Medan (ANTARA) - Kejaksaan Tinggi Sumatera Utara (Kejati Sumut), menunjukkan komitmennya dalam menegakkan hukum dan keadilan dengan hati nurani, serta mengedepankan nilai-nilai kemanusiaan. Melalui pendekatan keadilan restoratif, Kejati Sumut menghentikan proses hukum terhadap seorang anak yang melakukan penganiayaan kepada ayah kandungnya.
“Kejati Sumut menghentikan proses hukum perkara kekerasan dalam rumah tangga yang melibatkan seorang anak sebagai tersangka penganiayaan terhadap ayah kandungnya sendiri di Kota Tebing Tinggi,” kata Kasi Penkum Kejati Sumut Adre Wanda Ginting di Medan, Kamis (1/5).
Adre menyampaikan bahwa penghentian perkara tersebut dilakukan berdasarkan Peraturan Jaksa Agung Nomor 15 Tahun 2020, tentang penghentian penuntutan berdasarkan keadilan restoratif atau restorative justice,
Sebelum penghentian, lanjut dia, pihaknya melakukan eksposes perkara yang digelar secara daring dari ruang Vicon Lantai II, Kantor Kejati Sumut, Jalan A.H. Nasution Medan, pada Rabu (30/4).
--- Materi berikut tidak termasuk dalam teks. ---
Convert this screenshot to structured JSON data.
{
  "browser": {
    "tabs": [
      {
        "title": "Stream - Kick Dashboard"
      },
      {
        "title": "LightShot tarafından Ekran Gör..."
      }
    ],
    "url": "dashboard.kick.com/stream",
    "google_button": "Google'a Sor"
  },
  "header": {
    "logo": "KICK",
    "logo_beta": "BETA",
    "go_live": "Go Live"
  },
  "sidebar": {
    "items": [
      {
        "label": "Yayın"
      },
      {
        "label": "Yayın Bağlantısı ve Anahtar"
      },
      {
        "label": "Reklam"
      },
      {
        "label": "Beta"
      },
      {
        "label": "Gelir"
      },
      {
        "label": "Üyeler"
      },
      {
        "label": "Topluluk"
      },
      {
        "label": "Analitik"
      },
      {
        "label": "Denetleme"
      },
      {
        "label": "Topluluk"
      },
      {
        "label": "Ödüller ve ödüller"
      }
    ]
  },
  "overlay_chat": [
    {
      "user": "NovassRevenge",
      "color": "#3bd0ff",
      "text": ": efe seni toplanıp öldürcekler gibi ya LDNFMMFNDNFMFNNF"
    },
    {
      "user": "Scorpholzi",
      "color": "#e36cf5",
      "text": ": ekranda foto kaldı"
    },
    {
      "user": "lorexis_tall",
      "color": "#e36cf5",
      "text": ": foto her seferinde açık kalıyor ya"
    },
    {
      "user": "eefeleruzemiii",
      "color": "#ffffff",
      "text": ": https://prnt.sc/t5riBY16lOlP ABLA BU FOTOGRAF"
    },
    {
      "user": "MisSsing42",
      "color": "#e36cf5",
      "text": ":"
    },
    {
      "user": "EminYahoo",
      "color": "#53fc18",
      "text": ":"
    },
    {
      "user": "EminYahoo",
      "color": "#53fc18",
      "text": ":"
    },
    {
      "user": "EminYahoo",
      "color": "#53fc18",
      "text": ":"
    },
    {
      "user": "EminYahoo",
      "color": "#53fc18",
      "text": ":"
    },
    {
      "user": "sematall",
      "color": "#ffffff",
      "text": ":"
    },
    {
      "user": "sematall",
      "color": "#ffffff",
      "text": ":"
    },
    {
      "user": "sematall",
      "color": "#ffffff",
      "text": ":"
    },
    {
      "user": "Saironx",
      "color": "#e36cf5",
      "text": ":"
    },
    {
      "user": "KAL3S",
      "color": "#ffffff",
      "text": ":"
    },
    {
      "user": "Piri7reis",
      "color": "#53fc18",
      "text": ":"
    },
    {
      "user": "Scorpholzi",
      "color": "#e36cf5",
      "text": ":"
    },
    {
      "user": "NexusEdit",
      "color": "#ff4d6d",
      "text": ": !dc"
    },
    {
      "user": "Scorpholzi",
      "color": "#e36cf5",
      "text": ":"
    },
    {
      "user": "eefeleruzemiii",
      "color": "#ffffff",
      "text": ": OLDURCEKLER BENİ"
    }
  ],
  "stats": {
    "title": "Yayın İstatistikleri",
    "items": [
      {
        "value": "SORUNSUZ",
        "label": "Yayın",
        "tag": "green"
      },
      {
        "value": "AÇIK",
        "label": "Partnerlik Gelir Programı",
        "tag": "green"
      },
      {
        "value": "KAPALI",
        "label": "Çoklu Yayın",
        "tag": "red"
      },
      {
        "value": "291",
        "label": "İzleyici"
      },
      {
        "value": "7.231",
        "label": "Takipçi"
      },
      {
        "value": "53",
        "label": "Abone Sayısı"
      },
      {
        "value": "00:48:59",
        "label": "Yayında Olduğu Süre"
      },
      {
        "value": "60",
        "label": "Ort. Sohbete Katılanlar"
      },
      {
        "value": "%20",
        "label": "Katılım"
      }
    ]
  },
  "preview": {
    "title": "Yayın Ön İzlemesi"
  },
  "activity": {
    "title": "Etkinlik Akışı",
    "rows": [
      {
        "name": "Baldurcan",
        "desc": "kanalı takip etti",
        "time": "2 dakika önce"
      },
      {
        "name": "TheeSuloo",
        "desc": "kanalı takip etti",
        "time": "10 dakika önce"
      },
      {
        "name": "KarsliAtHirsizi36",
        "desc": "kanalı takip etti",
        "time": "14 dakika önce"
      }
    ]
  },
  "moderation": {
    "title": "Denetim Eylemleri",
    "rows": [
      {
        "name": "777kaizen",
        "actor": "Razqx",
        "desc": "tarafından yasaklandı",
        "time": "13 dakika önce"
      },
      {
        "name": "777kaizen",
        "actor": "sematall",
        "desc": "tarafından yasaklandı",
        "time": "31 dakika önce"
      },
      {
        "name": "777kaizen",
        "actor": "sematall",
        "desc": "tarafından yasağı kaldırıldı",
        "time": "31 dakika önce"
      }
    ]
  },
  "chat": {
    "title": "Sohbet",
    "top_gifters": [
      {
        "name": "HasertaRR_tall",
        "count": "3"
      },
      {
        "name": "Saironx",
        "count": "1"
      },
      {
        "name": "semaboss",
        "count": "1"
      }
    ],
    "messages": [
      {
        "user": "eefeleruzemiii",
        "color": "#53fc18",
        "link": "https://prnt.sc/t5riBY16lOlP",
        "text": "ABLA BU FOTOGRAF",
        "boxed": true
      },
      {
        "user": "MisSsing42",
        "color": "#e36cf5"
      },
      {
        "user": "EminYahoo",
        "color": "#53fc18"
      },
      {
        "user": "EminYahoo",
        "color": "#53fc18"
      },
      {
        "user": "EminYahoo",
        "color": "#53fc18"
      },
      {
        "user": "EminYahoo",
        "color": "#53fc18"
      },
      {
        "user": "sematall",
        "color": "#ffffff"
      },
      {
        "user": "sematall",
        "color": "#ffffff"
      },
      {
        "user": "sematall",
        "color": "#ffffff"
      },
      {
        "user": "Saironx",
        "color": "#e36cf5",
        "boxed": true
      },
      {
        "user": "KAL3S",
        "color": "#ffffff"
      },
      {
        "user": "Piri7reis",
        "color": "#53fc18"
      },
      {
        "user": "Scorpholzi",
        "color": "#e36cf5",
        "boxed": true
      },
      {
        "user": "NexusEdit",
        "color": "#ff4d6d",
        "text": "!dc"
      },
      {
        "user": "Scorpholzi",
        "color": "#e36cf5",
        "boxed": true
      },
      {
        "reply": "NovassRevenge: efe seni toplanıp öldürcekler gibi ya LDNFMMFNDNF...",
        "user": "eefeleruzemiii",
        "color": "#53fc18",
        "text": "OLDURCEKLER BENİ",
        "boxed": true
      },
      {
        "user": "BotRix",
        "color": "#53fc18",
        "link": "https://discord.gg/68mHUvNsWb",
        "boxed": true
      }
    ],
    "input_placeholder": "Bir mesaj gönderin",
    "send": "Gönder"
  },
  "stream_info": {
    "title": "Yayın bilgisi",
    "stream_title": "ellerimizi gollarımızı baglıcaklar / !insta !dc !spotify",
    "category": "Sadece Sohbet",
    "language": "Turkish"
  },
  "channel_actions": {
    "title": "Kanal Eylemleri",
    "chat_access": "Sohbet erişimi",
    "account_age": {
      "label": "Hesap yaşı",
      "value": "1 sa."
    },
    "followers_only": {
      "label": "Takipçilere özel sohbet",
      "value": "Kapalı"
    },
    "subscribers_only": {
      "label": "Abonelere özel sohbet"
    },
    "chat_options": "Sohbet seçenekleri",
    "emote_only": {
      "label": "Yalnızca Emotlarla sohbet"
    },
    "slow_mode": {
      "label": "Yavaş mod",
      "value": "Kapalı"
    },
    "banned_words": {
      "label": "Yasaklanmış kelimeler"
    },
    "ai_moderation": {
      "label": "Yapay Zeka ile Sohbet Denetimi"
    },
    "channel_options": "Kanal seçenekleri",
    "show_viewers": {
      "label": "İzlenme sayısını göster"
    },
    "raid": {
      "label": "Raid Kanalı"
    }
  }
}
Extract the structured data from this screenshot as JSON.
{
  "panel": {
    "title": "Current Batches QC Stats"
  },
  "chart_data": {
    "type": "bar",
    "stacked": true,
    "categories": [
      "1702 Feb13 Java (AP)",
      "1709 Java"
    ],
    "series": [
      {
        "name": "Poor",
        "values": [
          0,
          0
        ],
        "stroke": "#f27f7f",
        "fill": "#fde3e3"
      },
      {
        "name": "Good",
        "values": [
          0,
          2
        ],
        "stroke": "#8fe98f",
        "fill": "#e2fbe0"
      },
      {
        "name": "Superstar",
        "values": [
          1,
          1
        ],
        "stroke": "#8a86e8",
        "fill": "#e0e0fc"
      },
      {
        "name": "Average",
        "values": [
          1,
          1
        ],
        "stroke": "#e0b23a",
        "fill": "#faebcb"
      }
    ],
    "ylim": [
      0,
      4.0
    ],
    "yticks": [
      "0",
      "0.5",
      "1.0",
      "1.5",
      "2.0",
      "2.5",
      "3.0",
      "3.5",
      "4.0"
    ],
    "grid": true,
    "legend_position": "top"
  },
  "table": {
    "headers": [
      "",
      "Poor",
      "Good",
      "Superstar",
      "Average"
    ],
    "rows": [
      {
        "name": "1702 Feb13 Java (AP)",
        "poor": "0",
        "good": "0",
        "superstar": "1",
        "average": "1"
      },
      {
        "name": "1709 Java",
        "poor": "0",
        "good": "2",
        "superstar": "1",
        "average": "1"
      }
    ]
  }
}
Dalam eksposes itu, Kepala Kejati Sumut Idianto diwakili oleh Wakajati Sumut Rudy Irmawan, serta dihadiri para koordinator dan kepala seksi pada Aspidum Kejati Sumut, diterima langsung oleh Jampidum diwakili Direktur C, Jhoni Manurung.
“Perkara yang diselesaikan berasal dari Kejari Tebing Tinggi, dengan tersangka Jhony Wijaya Sumbayak Saragih alias Jhony didakwa melanggar Pasal 44 Ayat (1) Undang-Undang Nomor 23 Tahun 2004 tentang Penghapusan Kekerasan dalam Rumah Tangga,” jelasnya.
Adre menguraikan bahwa insiden terjadi pada Senin, 14 Oktober 2024 sekitar pukul 18.15 WIB di halaman rumah orang tua tersangka di Jalan Kutilang, Kelurahan Lubuk Baru, Kecamatan Padang Hulu, Kota Tebing Tinggi.
Saat itu, kata dia, korban Desmon Saragih selaku ayah kandung menyuruh Jhony masuk ke dalam rumah, namun ditolak dan Jhony meninggalkan rumah.
Tidak lama kemudian, Jhony kembali dan mengetuk jendela rumah untuk meminta masuk. Setelah diizinkan masuk, Jhony meminta uang sebesar Rp25 juta kepada ayahnya untuk modal usaha.
Permintaan itu ditolak dengan alasan tidak memiliki uang. Tersangka kemudian mendorong dan membenturkan bahunya ke arah wajah korban hingga mengenai bibir dan menyebabkan luka berdarah.
“Namun berdasarkan hasil mediasi di Aula Kejari Tebing Tinggi, diketahui luka korban telah sembuh dan korban sudah kembali beraktivitas seperti biasa,” jelasnya.
Ia menambahkan, korban juga menyatakan tidak keberatan dan telah memaafkan perbuatan anaknya. Fakta tersebut menjadi dasar penghentian perkara berdasarkan prinsip keadilan restoratif.
“Dengan adanya kesepakatan damai antara korban dan tersangka, hubungan ayah dan anak yang sempat retak kini telah dipulihkan. Ini menjadi upaya nyata dalam menciptakan harmoni di tengah masyarakat,” kata pria yang pernah menjabat Kasi Intelijen Kejari Binjai itu.